To minimize API operating costs and accelerate bulk document parsing, PDFHUB integrates two core optimization technologies: the local open-source document parser LiteParse and API Prompt Caching.


1. LiteParse: Local Document Parsing

While LlamaParse Cloud offers advanced parsing capabilities, PDFHUB also supports LiteParse running directly on your local CPU (no GPU required) for situations requiring strict data privacy or zero-cost execution:

  • Model-Free Parsing: LiteParse uses spatial geometry algorithms to identify lines, columns, and text blocks directly from the vector code of PDF files.
  • Local OCR Support: For scanned pages, LiteParse integrates lightweight OCR tools (such as PaddleOCR or Tesseract) to recognize text without sending data online.
  • Spatial Layout Preservation: Extracts text along with bounding coordinates $(x, y, w, h)$ for each element, keeping the original spatial structure.
  • CLI Support: Run quick parsing tasks via the CLI on your server:
    liteparse parse --file report.pdf --format markdown --output result.md

2. Prompt Caching: Minimizing API Overhead

When users perform multiple RAG queries or data extractions on the same large PDF document (e.g., querying details across a 150-page corporate financial report), sending the entire document context repeatedly to cloud LLMs (such as Anthropic Claude or DeepSeek) is expensive. PDFHUB addresses this using Prompt Caching:

Query 1 ──► Send Full Context (Prompt + 150-page PDF) ──► Server Processes & Caches (100% cost)
Query 2 ──► Send New Question + Cache Token ID ────────► Server Reuses Cached State (Saves ~80% cost)

How It Works

  1. Prefix Matching: The system splits outgoing prompts.
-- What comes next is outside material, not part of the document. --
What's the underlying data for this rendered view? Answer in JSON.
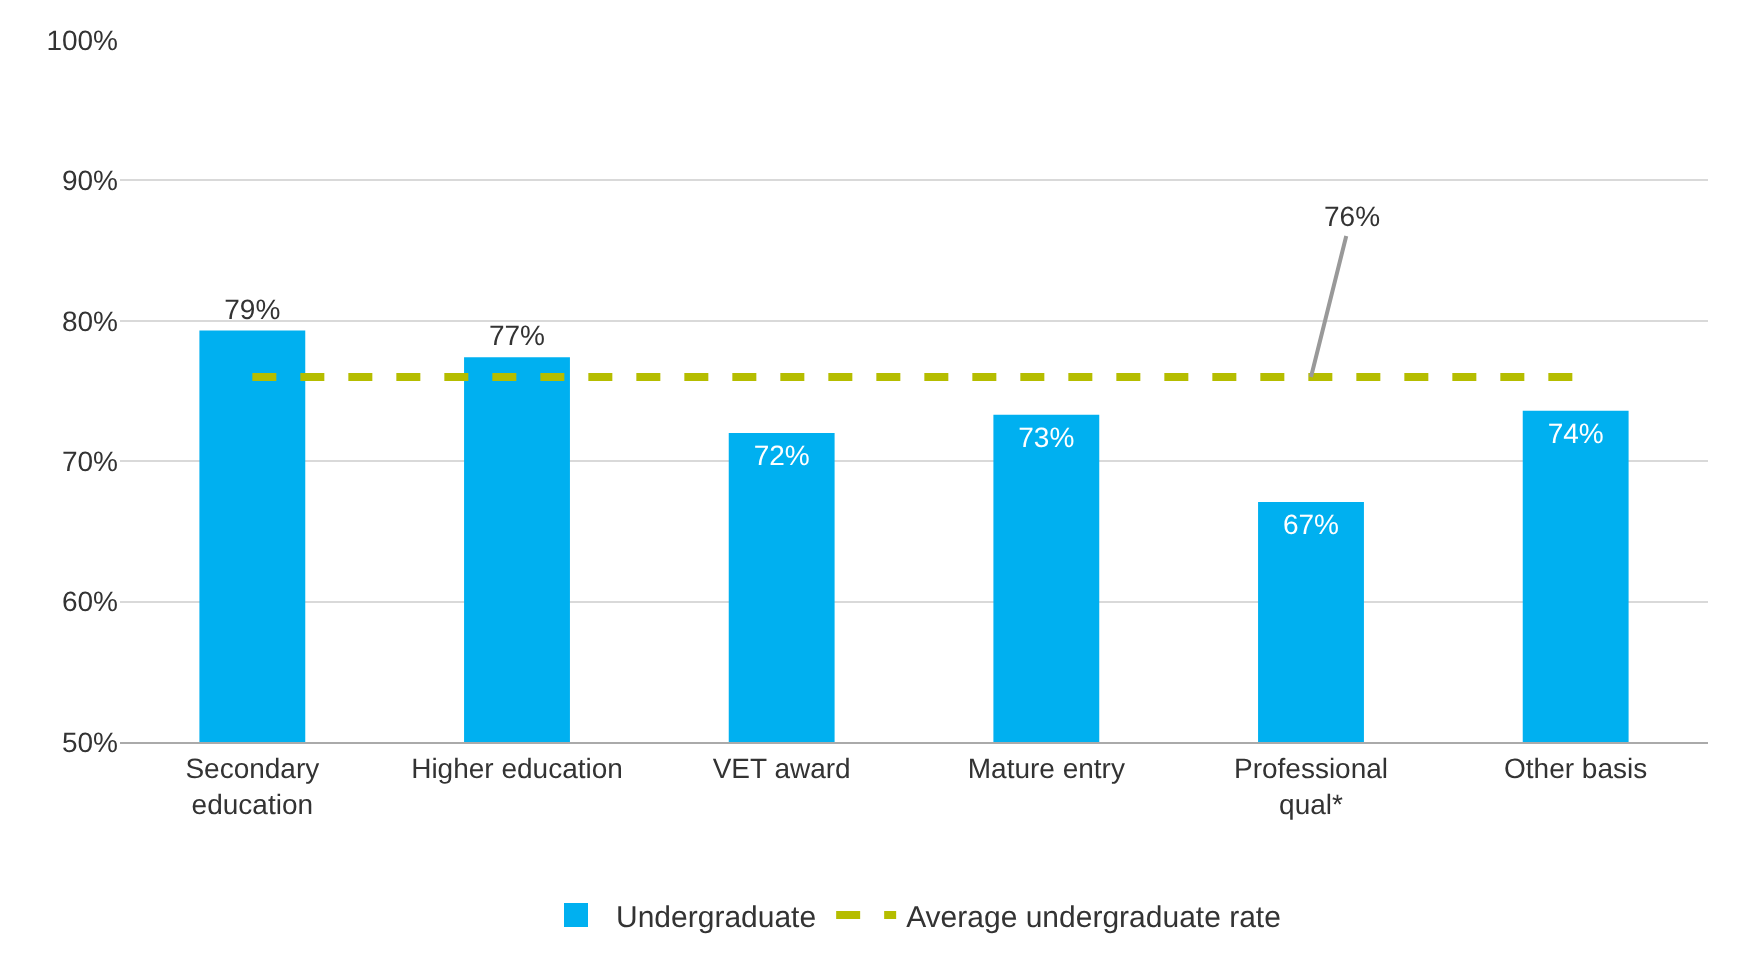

The heavy PDF document context is positioned at the beginning of the prompt sequence (System Prompt / Context block).
  2. State Caching: On the first query, the model provider (e.g., Anthropic/DeepSeek) compiles and stores this context state in their server-side cache.
  3. Cache Hits: In subsequent queries within the same chat session, the system only sends the new question and a cache token identifier. The model reuses the cached context, processing the response immediately.

Economic Benefits

  • Reduced Input Cost: Saves 50% to 80% of input token costs for documents exceeding 10,000 words.
  • Lower Latency (Time-to-first-token): The time to begin generating the response is 3 to 5 times faster since the model does not need to re-read the entire document.